Sweet! This one-time architect has turned barren land into a fruit forest

Eldho Pachilakkadan, an ex-architect hailing from Thiruvananthapuram, converted 10 acres of barren land into a wild fruit forest to learn the ways of nature.
Eldo Pachilakkadan with his family
Eldo Pachilakkadan with his family

THIRUVANTHAPURAM: Eldho Pachilakkadan, an ex-architect hailing from Thiruvananthapuram converted 10 acres of barren land into a wild fruit forest to learn the ways of nature.

According to recent research published online, a third of British children are not aware that milk comes from cows. The fact that improvement in technology, health care, education and communication has only moved all of us farther away from nature continues to be a cause of concern. For architect Pachilakkadan, his plan to retire in his 30s and become a farmer stemmed from this fear of losing his ground.

In 2009, along with his partner and artist Vivek Vilasini, he bought almost 10 acres of barren land in Swargam Medu, a hilltop at Idukki near Munnar. In 2008, his friends started an NGO that would travel once a week into the forest for birdwatching and butterfly watching.
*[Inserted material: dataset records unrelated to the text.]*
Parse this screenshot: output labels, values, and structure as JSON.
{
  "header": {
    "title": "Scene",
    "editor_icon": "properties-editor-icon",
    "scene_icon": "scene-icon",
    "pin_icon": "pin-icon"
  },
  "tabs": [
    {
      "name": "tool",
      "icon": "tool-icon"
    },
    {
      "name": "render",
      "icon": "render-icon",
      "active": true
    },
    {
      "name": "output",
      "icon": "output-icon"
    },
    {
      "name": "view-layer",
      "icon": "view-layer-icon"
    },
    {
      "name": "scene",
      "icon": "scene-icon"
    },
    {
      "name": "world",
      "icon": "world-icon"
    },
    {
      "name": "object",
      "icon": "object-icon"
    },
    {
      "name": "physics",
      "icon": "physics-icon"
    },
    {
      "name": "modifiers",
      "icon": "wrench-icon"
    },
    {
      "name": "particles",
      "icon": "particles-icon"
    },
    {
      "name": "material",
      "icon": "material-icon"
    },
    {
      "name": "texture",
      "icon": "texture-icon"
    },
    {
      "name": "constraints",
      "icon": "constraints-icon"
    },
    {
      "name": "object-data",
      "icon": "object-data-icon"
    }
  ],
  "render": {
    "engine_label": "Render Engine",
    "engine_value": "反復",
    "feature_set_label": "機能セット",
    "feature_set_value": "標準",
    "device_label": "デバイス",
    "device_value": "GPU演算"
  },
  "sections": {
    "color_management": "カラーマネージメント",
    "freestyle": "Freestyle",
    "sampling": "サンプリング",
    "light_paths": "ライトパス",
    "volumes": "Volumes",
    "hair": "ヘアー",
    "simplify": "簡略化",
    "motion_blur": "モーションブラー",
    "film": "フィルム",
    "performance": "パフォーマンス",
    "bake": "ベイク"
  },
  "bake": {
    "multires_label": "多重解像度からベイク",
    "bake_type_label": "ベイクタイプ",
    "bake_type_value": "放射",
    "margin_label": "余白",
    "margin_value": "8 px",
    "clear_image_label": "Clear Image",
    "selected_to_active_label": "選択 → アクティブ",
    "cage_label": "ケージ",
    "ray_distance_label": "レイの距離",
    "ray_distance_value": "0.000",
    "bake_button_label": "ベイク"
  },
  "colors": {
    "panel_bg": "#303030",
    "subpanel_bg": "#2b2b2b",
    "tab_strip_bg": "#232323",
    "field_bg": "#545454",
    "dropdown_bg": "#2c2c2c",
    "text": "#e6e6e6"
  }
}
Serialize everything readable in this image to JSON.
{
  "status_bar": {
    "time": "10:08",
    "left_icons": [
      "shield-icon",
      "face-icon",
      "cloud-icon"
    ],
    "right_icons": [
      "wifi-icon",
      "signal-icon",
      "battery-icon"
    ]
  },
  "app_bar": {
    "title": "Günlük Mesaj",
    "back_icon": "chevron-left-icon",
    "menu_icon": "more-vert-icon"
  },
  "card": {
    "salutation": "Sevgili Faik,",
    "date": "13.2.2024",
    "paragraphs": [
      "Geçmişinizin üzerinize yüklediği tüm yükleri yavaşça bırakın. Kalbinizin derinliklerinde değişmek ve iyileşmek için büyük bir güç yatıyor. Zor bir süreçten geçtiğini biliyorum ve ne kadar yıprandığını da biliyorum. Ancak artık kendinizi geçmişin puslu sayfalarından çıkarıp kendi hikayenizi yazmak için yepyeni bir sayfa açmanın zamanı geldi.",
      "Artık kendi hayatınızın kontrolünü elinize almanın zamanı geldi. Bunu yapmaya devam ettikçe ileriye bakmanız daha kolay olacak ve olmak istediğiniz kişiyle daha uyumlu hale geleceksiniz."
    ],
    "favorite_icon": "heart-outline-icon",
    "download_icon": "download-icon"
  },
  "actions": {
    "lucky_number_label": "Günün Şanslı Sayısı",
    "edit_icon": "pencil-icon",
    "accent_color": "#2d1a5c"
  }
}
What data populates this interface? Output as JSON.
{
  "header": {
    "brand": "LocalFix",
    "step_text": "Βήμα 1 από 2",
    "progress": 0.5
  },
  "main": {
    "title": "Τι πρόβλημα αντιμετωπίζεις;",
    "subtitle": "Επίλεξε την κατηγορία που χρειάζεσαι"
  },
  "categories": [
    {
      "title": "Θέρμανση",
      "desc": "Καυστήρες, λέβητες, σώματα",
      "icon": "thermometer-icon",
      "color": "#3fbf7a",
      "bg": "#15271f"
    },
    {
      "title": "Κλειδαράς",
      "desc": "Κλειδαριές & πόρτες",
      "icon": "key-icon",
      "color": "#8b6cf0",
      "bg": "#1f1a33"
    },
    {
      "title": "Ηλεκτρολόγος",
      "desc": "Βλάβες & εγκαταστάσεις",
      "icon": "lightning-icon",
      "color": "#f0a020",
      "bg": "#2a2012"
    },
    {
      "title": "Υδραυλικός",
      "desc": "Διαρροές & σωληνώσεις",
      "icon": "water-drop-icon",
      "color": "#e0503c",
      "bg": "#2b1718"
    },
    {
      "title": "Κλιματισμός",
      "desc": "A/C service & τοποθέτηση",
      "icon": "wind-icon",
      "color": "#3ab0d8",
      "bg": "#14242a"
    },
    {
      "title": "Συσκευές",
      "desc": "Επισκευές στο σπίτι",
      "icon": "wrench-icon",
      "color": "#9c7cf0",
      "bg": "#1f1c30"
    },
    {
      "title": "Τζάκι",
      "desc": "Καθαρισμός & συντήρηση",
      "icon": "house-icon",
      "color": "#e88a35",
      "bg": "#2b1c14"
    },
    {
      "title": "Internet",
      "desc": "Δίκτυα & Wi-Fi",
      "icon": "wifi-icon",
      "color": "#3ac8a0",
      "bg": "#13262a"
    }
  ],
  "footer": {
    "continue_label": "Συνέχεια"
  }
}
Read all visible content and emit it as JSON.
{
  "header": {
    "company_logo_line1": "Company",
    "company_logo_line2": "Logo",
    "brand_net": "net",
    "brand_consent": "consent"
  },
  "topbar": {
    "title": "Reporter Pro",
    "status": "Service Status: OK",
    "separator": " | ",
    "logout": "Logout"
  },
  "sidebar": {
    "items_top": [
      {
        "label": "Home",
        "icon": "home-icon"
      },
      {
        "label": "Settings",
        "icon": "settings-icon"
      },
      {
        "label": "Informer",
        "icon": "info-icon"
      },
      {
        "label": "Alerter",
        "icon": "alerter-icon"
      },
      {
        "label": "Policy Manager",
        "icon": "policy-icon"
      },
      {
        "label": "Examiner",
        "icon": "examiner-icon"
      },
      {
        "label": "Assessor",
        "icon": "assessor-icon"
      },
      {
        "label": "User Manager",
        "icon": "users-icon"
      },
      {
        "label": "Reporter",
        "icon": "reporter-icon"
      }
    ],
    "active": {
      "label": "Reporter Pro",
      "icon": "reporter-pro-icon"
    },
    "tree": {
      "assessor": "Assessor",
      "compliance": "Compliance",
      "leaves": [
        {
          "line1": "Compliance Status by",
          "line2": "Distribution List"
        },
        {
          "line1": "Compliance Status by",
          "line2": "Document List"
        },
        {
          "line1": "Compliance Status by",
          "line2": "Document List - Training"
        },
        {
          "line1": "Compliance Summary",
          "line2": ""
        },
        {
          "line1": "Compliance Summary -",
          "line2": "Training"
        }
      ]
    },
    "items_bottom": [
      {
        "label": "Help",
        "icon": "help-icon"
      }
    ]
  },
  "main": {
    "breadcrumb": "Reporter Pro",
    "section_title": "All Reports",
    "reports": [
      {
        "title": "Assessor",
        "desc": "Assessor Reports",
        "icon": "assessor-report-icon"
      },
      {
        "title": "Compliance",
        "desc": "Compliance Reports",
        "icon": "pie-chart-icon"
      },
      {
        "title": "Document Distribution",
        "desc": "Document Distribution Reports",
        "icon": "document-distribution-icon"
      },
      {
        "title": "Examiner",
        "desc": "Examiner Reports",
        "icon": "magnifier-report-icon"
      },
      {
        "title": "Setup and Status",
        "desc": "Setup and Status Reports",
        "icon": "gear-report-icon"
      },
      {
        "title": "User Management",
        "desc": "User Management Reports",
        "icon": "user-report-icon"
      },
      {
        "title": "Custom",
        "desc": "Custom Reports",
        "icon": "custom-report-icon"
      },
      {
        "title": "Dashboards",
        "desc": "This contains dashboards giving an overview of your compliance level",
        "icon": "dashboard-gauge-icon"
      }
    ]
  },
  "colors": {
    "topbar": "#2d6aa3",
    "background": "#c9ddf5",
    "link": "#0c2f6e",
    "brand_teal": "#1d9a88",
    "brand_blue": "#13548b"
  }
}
“When you watch nature closely, you begin to notice a pattern. I started noticing how important food is - what every creature eats, and how that affects its food chain, and how in turn, this affects other creatures around it,” he says. According to him, each creature, as it eats, makes a contribution to its food chain, and in turn nature.

“This nature was made to keep all of us healthy - it has food, it has poison, it has diseases, but it also has medicine. It is a deviation from this flow that makes all of us unhealthy,” he says. 

When Pachilakkadan realised this, he thought of making it a reality. He moved to Swargam Medu, adopted two local pups, and started a life close to nature. He has been a fruitarian (90 per cent of his regular diet comprises fruits) for almost a decade now, which helped him fix obesity without medicines. “Living close to nature took care of my irregularities,” he says. 

Swargam Medu is now a fertile fruit forest filled with flowers and shrubs, and fruit trees that are nearly two years old. When asked what varieties he has grown there, he laughs, “Better ask me what isn’t! Everything my guests and I have eaten grows here - mangoes, tomatoes, blackberries and apples. Swargam is a wild fruit forest - it is a book I am taking lessons from about the ways of nature and how it sustains itself, so I can apply it elsewhere,” he says. 

The joy of living 

Pachilakkadan and his team have started building self-sustainable farms around houses, near Ernakulam and Kottayam.

“The idea is to create a self-sustaining ecosystem that will supply enough food in the form of fruits and vegetables for a family to survive through the year, without them having to indulge in daily farm labour. We are calling it utopia because it is the concept of a village that is almost too good to be true,” he says.